A nova empresa vai continuar a utilizar as instalações da IPETEX até Agosto, altura em que os edifícios vão ser vendidos pelos credores.

Os ex-trabalhadores e novos donos do negócio, já andam à procura de um novo espaço e garantem que a empresa não vai sair da região e que o objectivo é que fique na zona do Cartaxo ou concelhos vizinhos. Ao mesmo tempo estão à procura de financiamento para desenvolver o negócio.

Os quatro trabalhadores, das áreas da produção, vendas, desenvolvimento e qualidade, conseguiram manter todos os clientes que vinham da IPETEX, sendo que mais de 90 por cento são estrangeiros.

Em Portugal a empresa tem um grande cliente enquanto os restantes são empresas do sector automóvel de Espanha, França, Itália, Polónia, Inglaterra, Alemanha ou República Checa.
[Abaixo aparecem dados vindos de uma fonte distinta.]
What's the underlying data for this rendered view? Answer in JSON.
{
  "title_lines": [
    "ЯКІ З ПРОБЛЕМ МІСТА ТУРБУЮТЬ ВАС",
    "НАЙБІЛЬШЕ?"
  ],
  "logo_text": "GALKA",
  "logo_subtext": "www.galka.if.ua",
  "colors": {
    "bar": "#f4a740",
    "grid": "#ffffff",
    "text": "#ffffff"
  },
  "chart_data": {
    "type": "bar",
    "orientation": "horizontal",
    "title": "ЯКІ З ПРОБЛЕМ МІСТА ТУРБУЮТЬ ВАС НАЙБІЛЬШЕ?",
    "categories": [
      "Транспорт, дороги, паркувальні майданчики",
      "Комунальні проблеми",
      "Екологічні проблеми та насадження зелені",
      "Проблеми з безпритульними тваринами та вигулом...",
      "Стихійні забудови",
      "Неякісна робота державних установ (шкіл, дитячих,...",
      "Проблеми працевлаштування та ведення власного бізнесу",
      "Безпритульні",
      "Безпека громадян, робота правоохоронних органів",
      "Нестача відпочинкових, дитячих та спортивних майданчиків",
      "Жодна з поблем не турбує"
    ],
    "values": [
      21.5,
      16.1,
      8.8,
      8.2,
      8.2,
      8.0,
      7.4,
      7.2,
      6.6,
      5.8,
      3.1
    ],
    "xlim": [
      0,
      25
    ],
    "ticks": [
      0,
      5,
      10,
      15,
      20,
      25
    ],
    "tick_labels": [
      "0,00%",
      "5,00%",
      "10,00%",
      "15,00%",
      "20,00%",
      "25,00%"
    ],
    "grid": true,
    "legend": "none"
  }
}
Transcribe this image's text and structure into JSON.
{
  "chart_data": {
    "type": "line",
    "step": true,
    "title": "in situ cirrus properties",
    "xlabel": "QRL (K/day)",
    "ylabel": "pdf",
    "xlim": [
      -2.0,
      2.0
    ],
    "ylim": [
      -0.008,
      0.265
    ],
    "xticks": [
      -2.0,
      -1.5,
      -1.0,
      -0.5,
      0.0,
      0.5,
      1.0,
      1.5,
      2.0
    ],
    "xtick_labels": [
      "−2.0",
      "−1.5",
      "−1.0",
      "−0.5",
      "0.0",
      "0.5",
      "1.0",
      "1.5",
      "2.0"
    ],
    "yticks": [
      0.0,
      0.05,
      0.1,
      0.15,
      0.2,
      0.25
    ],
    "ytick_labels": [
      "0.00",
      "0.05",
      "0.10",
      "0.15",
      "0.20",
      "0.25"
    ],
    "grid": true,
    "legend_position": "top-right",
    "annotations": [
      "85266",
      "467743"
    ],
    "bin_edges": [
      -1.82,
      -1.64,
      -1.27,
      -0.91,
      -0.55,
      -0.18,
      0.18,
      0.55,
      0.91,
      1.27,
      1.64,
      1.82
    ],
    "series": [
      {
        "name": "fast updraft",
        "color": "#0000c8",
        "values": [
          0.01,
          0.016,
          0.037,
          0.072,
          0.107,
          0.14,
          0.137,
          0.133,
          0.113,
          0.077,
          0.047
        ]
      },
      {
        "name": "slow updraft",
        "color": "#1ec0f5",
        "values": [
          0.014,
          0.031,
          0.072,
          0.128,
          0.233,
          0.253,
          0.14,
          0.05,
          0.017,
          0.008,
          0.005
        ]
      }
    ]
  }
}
Os funcionários e agora patrões conseguiram criar a nova empresa em duas semanas e tiveram sempre a preocupação de não deixarem parar a produção da IPETEX durante o processo de insolvência.

A IPETEX, com meio século de actividade, foi declarada insolvente no final de Dezembro do ano passado mas foi garantida a laboração até dia 28 de Fevereiro para se cumprirem os compromissos assumidos. O trabalho foi assegurado por 35 dos 64 trabalhadores que foram despedidos. Na assembleia de credores que se realizou a 12 de Fevereiro, na Secção de Comércio do Tribunal da Comarca de Santarém, foi decidido pela maioria proceder à liquidação da empresa. Segundo o administrador de insolvência da IPETEX, Ademar Rodrigues Leite, até então só tinham aparecido estrangeiros interessados em comprar apenas maquinaria ou patentes mas não o negócio.

A TRIM NW produz os mesmos componentes que eram feitos na IPETEX, como tapetes para automóveis, painéis de porta ou tabliês, mas pretende desenvolver outros produtos. A IPETEX tinha acumulado dívidas de 10 milhões de euros mas não devia um cêntimo ao Fisco e Segurança Social. A morte da empresa deveu-se a a quatro anos seguidos de queda no volume de vendas, entrando em falência técnica em 2014. Entre uma centena de credores o maior é o Novo Banco, que reclamou 6,5 milhões de euros.